Sep 14, 2022
Microscopy-based bead protein-protein interaction assay
- 1Sascha Martens lab, University of Vienna, Max Perutz Labs - Vienna (AT)
Protocol Citation: Justyna Sawa-Makarska 2022. Microscopy-based bead protein-protein interaction assay. protocols.io https://dx.doi.org/10.17504/protocols.io.6qpvr6nwpvmk/v1
License: This is an open access protocol distributed under the terms of the Creative Commons Attribution License, which permits unrestricted use, distribution, and reproduction in any medium, provided the original author and source are credited
Protocol status: Working
We use this protocol and it's working
Created: July 13, 2022
Last Modified: May 31, 2024
Protocol Integer ID: 66634
Keywords: protein-protein interaction assay, microscopy-based pulldown, ASAPCRN
Abstract
This protocol describes how to perform microscopy-based bead protein-protein interaction assay with GST-labelled proteins as baits and fluorescently labelled proteins as preys. The protocol requires to have purified proteins and allows to monitor protein-protein interaction in an equilibrium state. The fluorescent signal can be quantified.
Attachments
beads assay.pdf
141KB
Materials
Pull down buffer: 25mM TRIS-Cl pH 7.5, 150mM NaCl, 1mM DTT
Glutathione Sepharose 4B (Cytiva)
384-well glass-bottom microplate (Greiner Bio-One)
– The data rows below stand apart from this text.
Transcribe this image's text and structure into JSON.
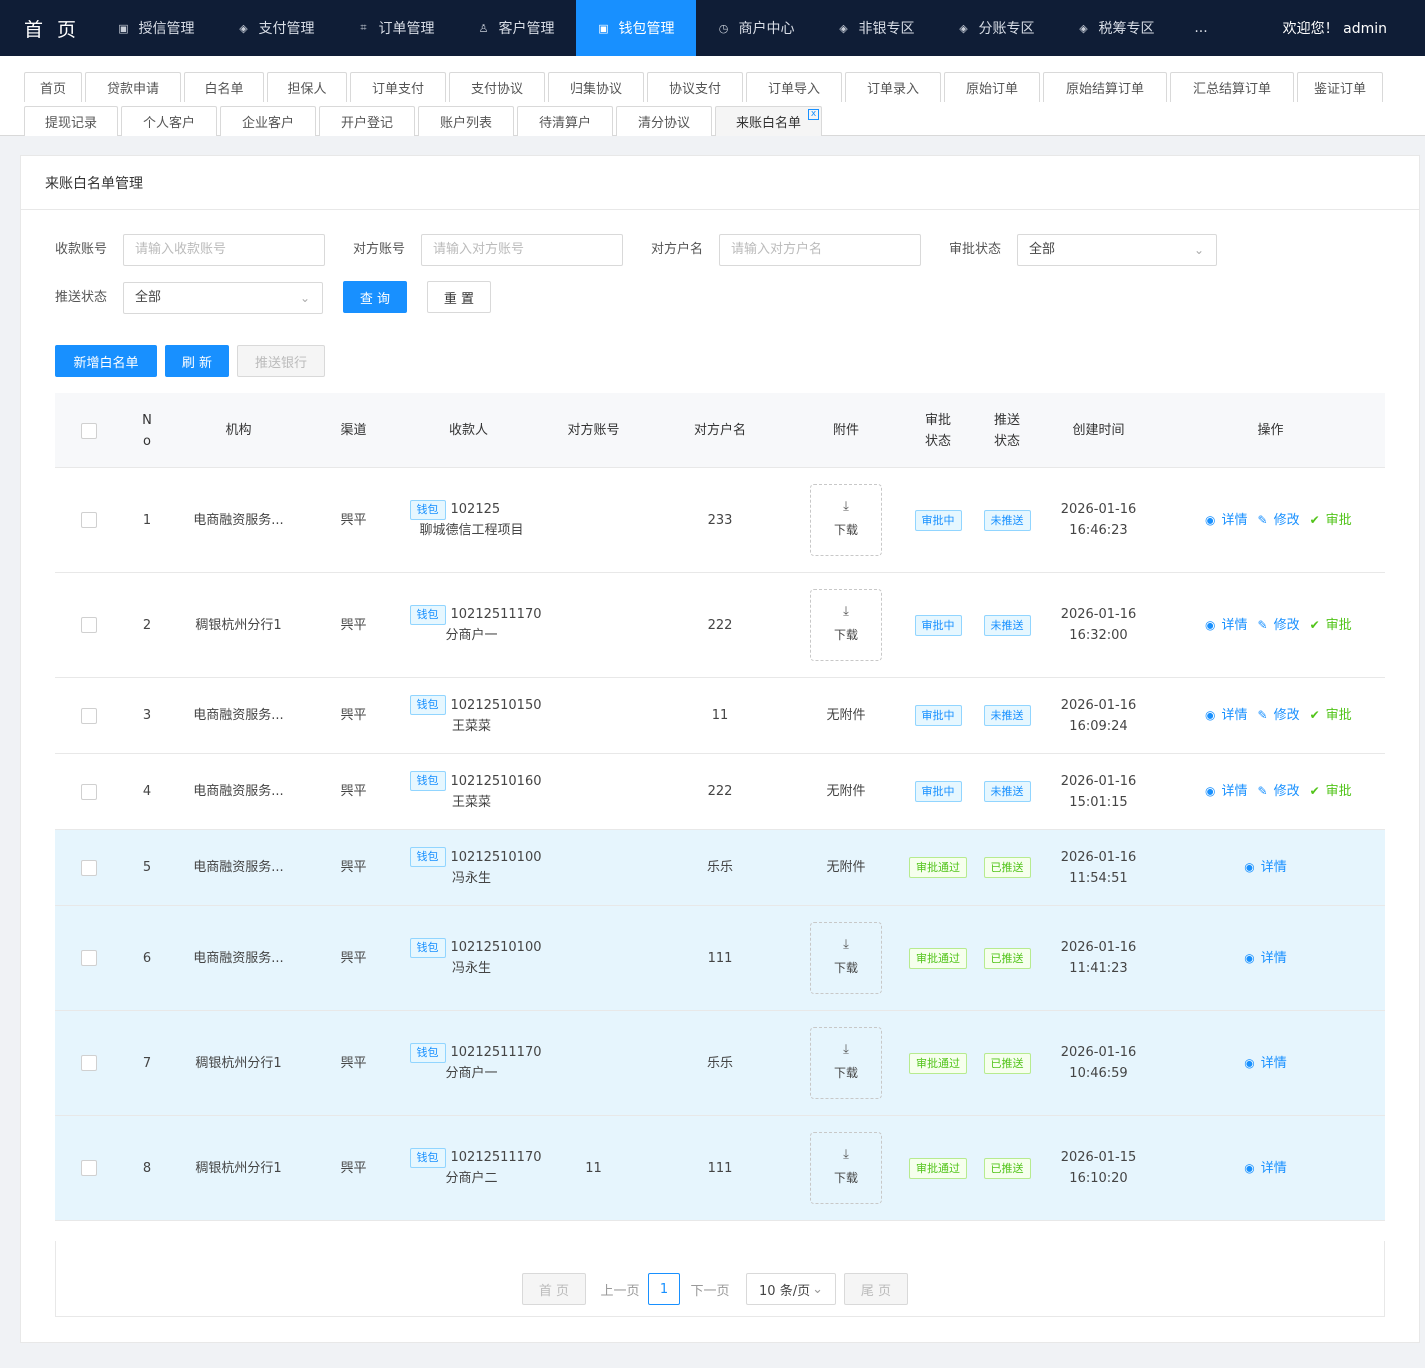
{
  "topnav": {
    "brand": "首 页",
    "items": [
      {
        "label": "授信管理",
        "icon": "square-icon"
      },
      {
        "label": "支付管理",
        "icon": "shield-icon"
      },
      {
        "label": "订单管理",
        "icon": "cart-icon"
      },
      {
        "label": "客户管理",
        "icon": "user-icon"
      },
      {
        "label": "钱包管理",
        "icon": "square-icon",
        "active": true
      },
      {
        "label": "商户中心",
        "icon": "clock-icon"
      },
      {
        "label": "非银专区",
        "icon": "shield-icon"
      },
      {
        "label": "分账专区",
        "icon": "shield-icon"
      },
      {
        "label": "税筹专区",
        "icon": "shield-icon"
      }
    ],
    "more": "...",
    "welcome": "欢迎您！ admin"
  },
  "tabs": {
    "row1": [
      "首页",
      "贷款申请",
      "白名单",
      "担保人",
      "订单支付",
      "支付协议",
      "归集协议",
      "协议支付",
      "订单导入",
      "订单录入",
      "原始订单",
      "原始结算订单",
      "汇总结算订单",
      "鉴证订单"
    ],
    "row2": [
      "提现记录",
      "个人客户",
      "企业客户",
      "开户登记",
      "账户列表",
      "待清算户",
      "清分协议",
      "来账白名单"
    ],
    "active": "来账白名单",
    "close_symbol": "x"
  },
  "page": {
    "title": "来账白名单管理"
  },
  "filters": {
    "account_label": "收款账号",
    "account_placeholder": "请输入收款账号",
    "counter_account_label": "对方账号",
    "counter_account_placeholder": "请输入对方账号",
    "counter_name_label": "对方户名",
    "counter_name_placeholder": "请输入对方户名",
    "approval_label": "审批状态",
    "approval_value": "全部",
    "push_label": "推送状态",
    "push_value": "全部",
    "query_button": "查 询",
    "reset_button": "重 置"
  },
  "toolbar": {
    "add_button": "新增白名单",
    "refresh_button": "刷 新",
    "push_bank_button": "推送银行"
  },
  "table": {
    "headers": {
      "no": "N\no",
      "org": "机构",
      "channel": "渠道",
      "payee": "收款人",
      "counter_account": "对方账号",
      "counter_name": "对方户名",
      "attachment": "附件",
      "approval": "审批\n状态",
      "push": "推送\n状态",
      "created": "创建时间",
      "ops": "操作"
    },
    "download_label": "下载",
    "no_attachment_label": "无附件",
    "ops_labels": {
      "detail": "详情",
      "edit": "修改",
      "approve": "审批"
    },
    "rows": [
      {
        "no": "1",
        "org": "电商融资服务...",
        "channel": "巺平",
        "payee_tag": "钱包",
        "payee_account": "102125",
        "payee_name": "聊城德信工程项目",
        "counter_account": "",
        "counter_name": "233",
        "attachment": "download",
        "approval": "审批中",
        "push": "未推送",
        "date": "2026-01-16",
        "time": "16:46:23",
        "ops": [
          "detail",
          "edit",
          "approve"
        ],
        "highlight": false
      },
      {
        "no": "2",
        "org": "稠银杭州分行1",
        "channel": "巺平",
        "payee_tag": "钱包",
        "payee_account": "10212511170",
        "payee_name": "分商户一",
        "counter_account": "",
        "counter_name": "222",
        "attachment": "download",
        "approval": "审批中",
        "push": "未推送",
        "date": "2026-01-16",
        "time": "16:32:00",
        "ops": [
          "detail",
          "edit",
          "approve"
        ],
        "highlight": false
      },
      {
        "no": "3",
        "org": "电商融资服务...",
        "channel": "巺平",
        "payee_tag": "钱包",
        "payee_account": "10212510150",
        "payee_name": "王菜菜",
        "counter_account": "",
        "counter_name": "11",
        "attachment": "none",
        "approval": "审批中",
        "push": "未推送",
        "date": "2026-01-16",
        "time": "16:09:24",
        "ops": [
          "detail",
          "edit",
          "approve"
        ],
        "highlight": false
      },
      {
        "no": "4",
        "org": "电商融资服务...",
        "channel": "巺平",
        "payee_tag": "钱包",
        "payee_account": "10212510160",
        "payee_name": "王菜菜",
        "counter_account": "",
        "counter_name": "222",
        "attachment": "none",
        "approval": "审批中",
        "push": "未推送",
        "date": "2026-01-16",
        "time": "15:01:15",
        "ops": [
          "detail",
          "edit",
          "approve"
        ],
        "highlight": false
      },
      {
        "no": "5",
        "org": "电商融资服务...",
        "channel": "巺平",
        "payee_tag": "钱包",
        "payee_account": "10212510100",
        "payee_name": "冯永生",
        "counter_account": "",
        "counter_name": "乐乐",
        "attachment": "none",
        "approval": "审批通过",
        "push": "已推送",
        "date": "2026-01-16",
        "time": "11:54:51",
        "ops": [
          "detail"
        ],
        "highlight": true
      },
      {
        "no": "6",
        "org": "电商融资服务...",
        "channel": "巺平",
        "payee_tag": "钱包",
        "payee_account": "10212510100",
        "payee_name": "冯永生",
        "counter_account": "",
        "counter_name": "111",
        "attachment": "download",
        "approval": "审批通过",
        "push": "已推送",
        "date": "2026-01-16",
        "time": "11:41:23",
        "ops": [
          "detail"
        ],
        "highlight": true
      },
      {
        "no": "7",
        "org": "稠银杭州分行1",
        "channel": "巺平",
        "payee_tag": "钱包",
        "payee_account": "10212511170",
        "payee_name": "分商户一",
        "counter_account": "",
        "counter_name": "乐乐",
        "attachment": "download",
        "approval": "审批通过",
        "push": "已推送",
        "date": "2026-01-16",
        "time": "10:46:59",
        "ops": [
          "detail"
        ],
        "highlight": true
      },
      {
        "no": "8",
        "org": "稠银杭州分行1",
        "channel": "巺平",
        "payee_tag": "钱包",
        "payee_account": "10212511170",
        "payee_name": "分商户二",
        "counter_account": "11",
        "counter_name": "111",
        "attachment": "download",
        "approval": "审批通过",
        "push": "已推送",
        "date": "2026-01-15",
        "time": "16:10:20",
        "ops": [
          "detail"
        ],
        "highlight": true
      }
    ]
  },
  "pagination": {
    "first": "首 页",
    "prev": "上一页",
    "current": "1",
    "next": "下一页",
    "page_size": "10 条/页",
    "last": "尾 页"
  },
  "colors": {
    "nav_bg": "#0f1d36",
    "accent": "#1890ff",
    "success": "#52c41a",
    "row_highlight": "#e6f5fd"
  }
}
purified GST-labeled bait proteins
purified fluorescently-labeled prey proteins
confocal microscope
ImageJ software
Bait preparation
Bait preparation
Wash 20 μl of Glutathione Sepharose 4B (Cytiva) beads slurry with 200 μl distilled water and with 200 μl of pulldown buffer (e.g. 25mM TRIS-Cl pH 7.5, 150mM NaCl, 1mM DTT).
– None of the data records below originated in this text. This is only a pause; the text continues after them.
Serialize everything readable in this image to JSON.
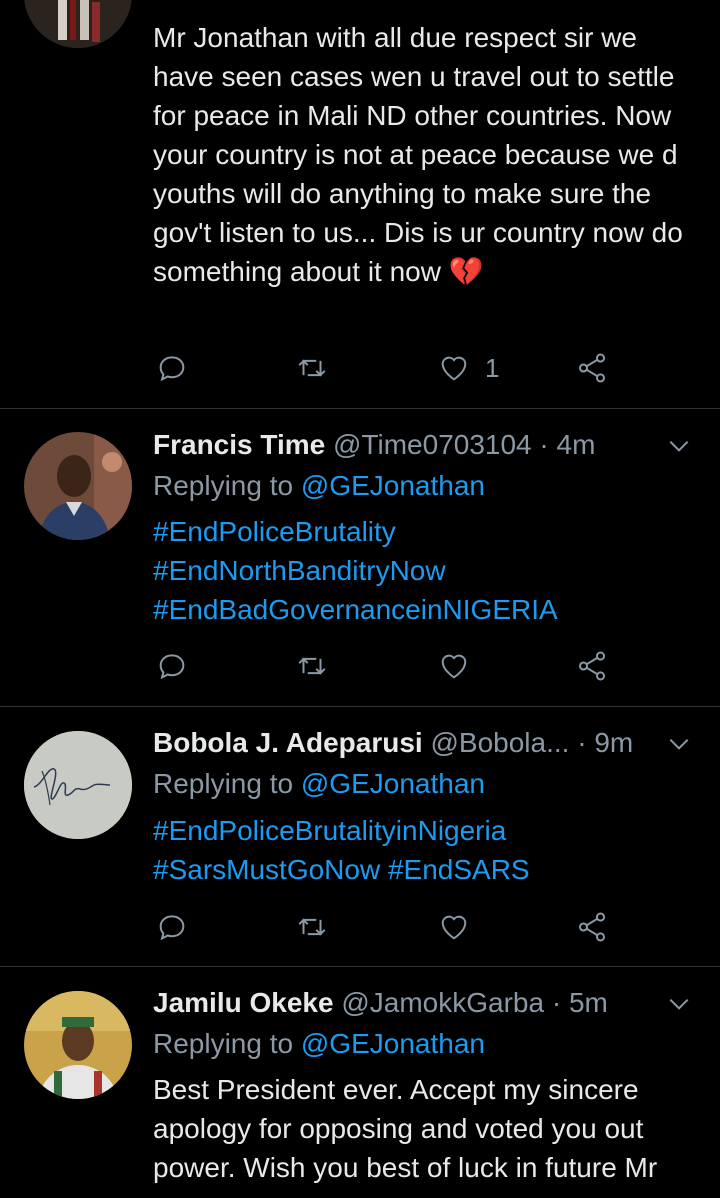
{
  "tweets": [
    {
      "body": "Mr Jonathan with all due respect sir we have seen cases wen u travel out to settle for peace in Mali ND other countries. Now your country is not at peace because we d youths will do anything to make sure the gov't listen to us... Dis is ur country now do something about it now",
      "emoji": "💔",
      "like_count": "1"
    },
    {
      "name": "Francis Time",
      "handle": "@Time0703104",
      "time": "4m",
      "replying_prefix": "Replying to",
      "replying_to": "@GEJonathan",
      "hashtags": [
        "#EndPoliceBrutality",
        "#EndNorthBanditryNow",
        "#EndBadGovernanceinNIGERIA"
      ]
    },
    {
      "name": "Bobola J. Adeparusi",
      "handle": "@Bobola...",
      "time": "9m",
      "replying_prefix": "Replying to",
      "replying_to": "@GEJonathan",
      "hashtags": [
        "#EndPoliceBrutalityinNigeria",
        "#SarsMustGoNow",
        "#EndSARS"
      ]
    },
    {
      "name": "Jamilu Okeke",
      "handle": "@JamokkGarba",
      "time": "5m",
      "replying_prefix": "Replying to",
      "replying_to": "@GEJonathan",
      "body": "Best President ever. Accept my sincere apology for opposing and voted you out power. Wish you best of luck in future Mr"
    }
  ],
  "separator": "·",
  "icons": {
    "reply": "reply-icon",
    "retweet": "retweet-icon",
    "like": "heart-icon",
    "share": "share-icon",
    "menu": "chevron-down-icon"
  },
  "colors": {
    "link": "#1d9bf0",
    "muted": "#8b98a5",
    "background": "#000000"
  }
}
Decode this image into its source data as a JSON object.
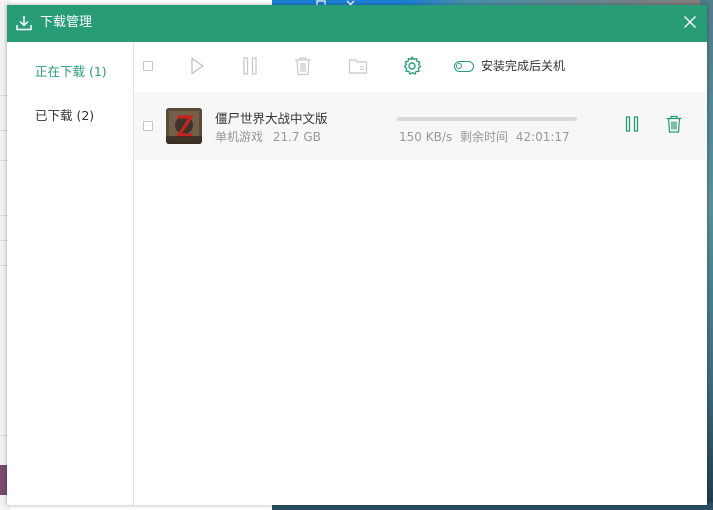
{
  "window": {
    "title": "下载管理",
    "accent": "#279c76"
  },
  "sidebar": {
    "items": [
      {
        "label": "正在下载 (1)",
        "active": true
      },
      {
        "label": "已下载 (2)",
        "active": false
      }
    ]
  },
  "toolbar": {
    "icons": [
      "checkbox-icon",
      "play-icon",
      "pause-icon",
      "delete-icon",
      "folder-icon",
      "settings-icon"
    ],
    "shutdown_label": "安装完成后关机"
  },
  "downloads": [
    {
      "name": "僵尸世界大战中文版",
      "category": "单机游戏",
      "size": "21.7 GB",
      "speed": "150 KB/s",
      "time_label": "剩余时间",
      "time_remaining": "42:01:17",
      "progress": 0
    }
  ]
}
Mix the beads with a GST-labelled bait protein at the final concentration between 1 - 10 μM in a pulldown buffer in a 0.5 ml Eppendorf tube. Incubate for at 4 °C for 1 h gently rolling or rocking.
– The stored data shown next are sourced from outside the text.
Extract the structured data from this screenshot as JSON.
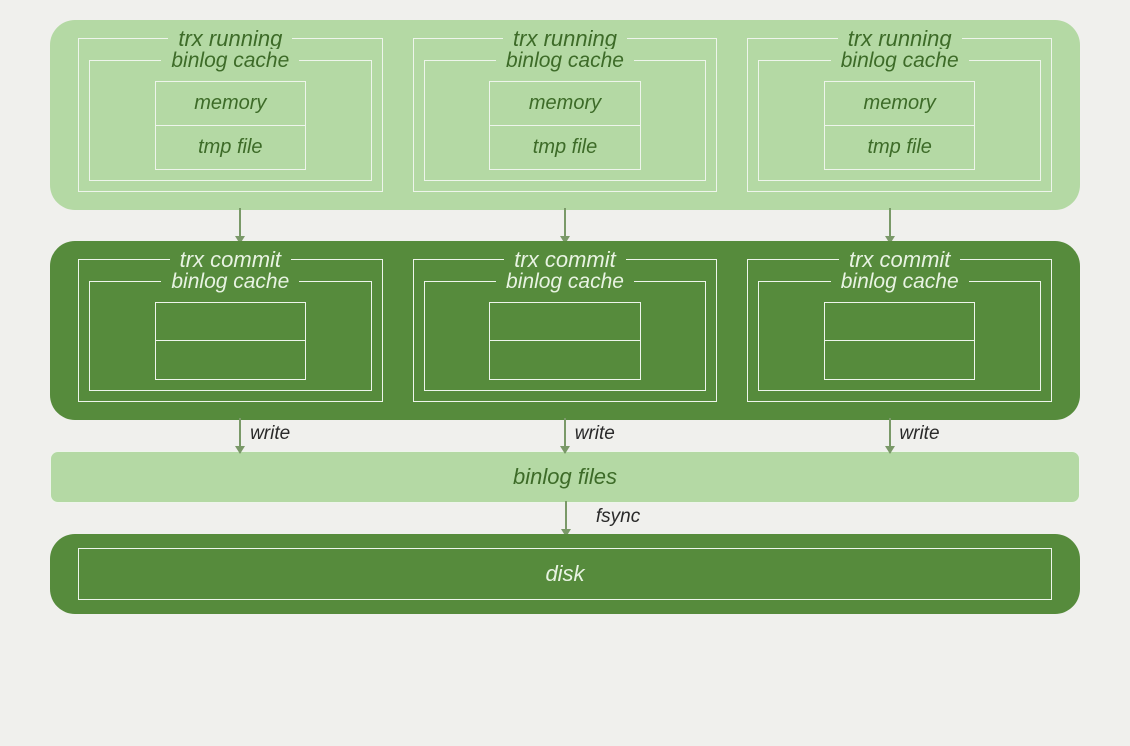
{
  "row1": {
    "blocks": [
      {
        "title": "trx running",
        "cache_label": "binlog cache",
        "cells": [
          "memory",
          "tmp file"
        ]
      },
      {
        "title": "trx running",
        "cache_label": "binlog cache",
        "cells": [
          "memory",
          "tmp file"
        ]
      },
      {
        "title": "trx running",
        "cache_label": "binlog cache",
        "cells": [
          "memory",
          "tmp file"
        ]
      }
    ]
  },
  "row2": {
    "blocks": [
      {
        "title": "trx commit",
        "cache_label": "binlog cache"
      },
      {
        "title": "trx commit",
        "cache_label": "binlog cache"
      },
      {
        "title": "trx commit",
        "cache_label": "binlog cache"
      }
    ]
  },
  "arrows_write": [
    "write",
    "write",
    "write"
  ],
  "binlog_files_label": "binlog files",
  "fsync_label": "fsync",
  "disk_label": "disk"
}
Spin down the beads (4000 rpm, 2 min, 4 °C) and remove the supernatant. Wash the beads twice with 200 μl of pull-down buffer and finally add 20 μl of pull-down buffer to have 1:1 beads:buffer ratio.
Interaction assay
Interaction assay
Pipette the preys onto 384-well glass-bottom microplate (Greiner Bio-One). The minimal volume to cover the bottom of a well is 20 μl. The final concentration of the prey may vary depending on the strength of the interaction, usually between 0.1-1 μM. The number of proteins in the well can be adjusted to the experimental set-up. Importantly, different preys should have different flourophores attached for detection (e.g.prey1-eGFP and prey2-mCherry).
Pipette 1 μl of bait-coated beads to each well. Incubate the plate for 30 min in the dark at room temperature. Do not apply rocking or mixing.
Signal detection
Signal detection
Image the beads in the wells with a microscope configured to detect fluorescent signal. When imaging beads for further quantification it is recommended to use a confocal microscope and to adjust the focus to take the plane in the middle of the beads. As the size of the beads vary it may be necessary to acquire more than one image of one field of view. For a reference also collect bright field images.
Signal quantification
Signal quantification
For signal quantification, in ImageJ software draw eight lines across each bead that is in focus. Take the maximum brightness value along each the line that was taken (see attached pdf file).
To correct for background fluorescence draw a small rectangle that covers an empty area (beads-free) of each picture. Take the average (not maximum) brightness of that area and subtract from the maximal fluorescence for each bead from that image.
Calculate an average of the corrected maximum intensities of all the beads to get the final value of the signal intensity of the replicate. Repeat the same experiment at least three times for statistical analysis.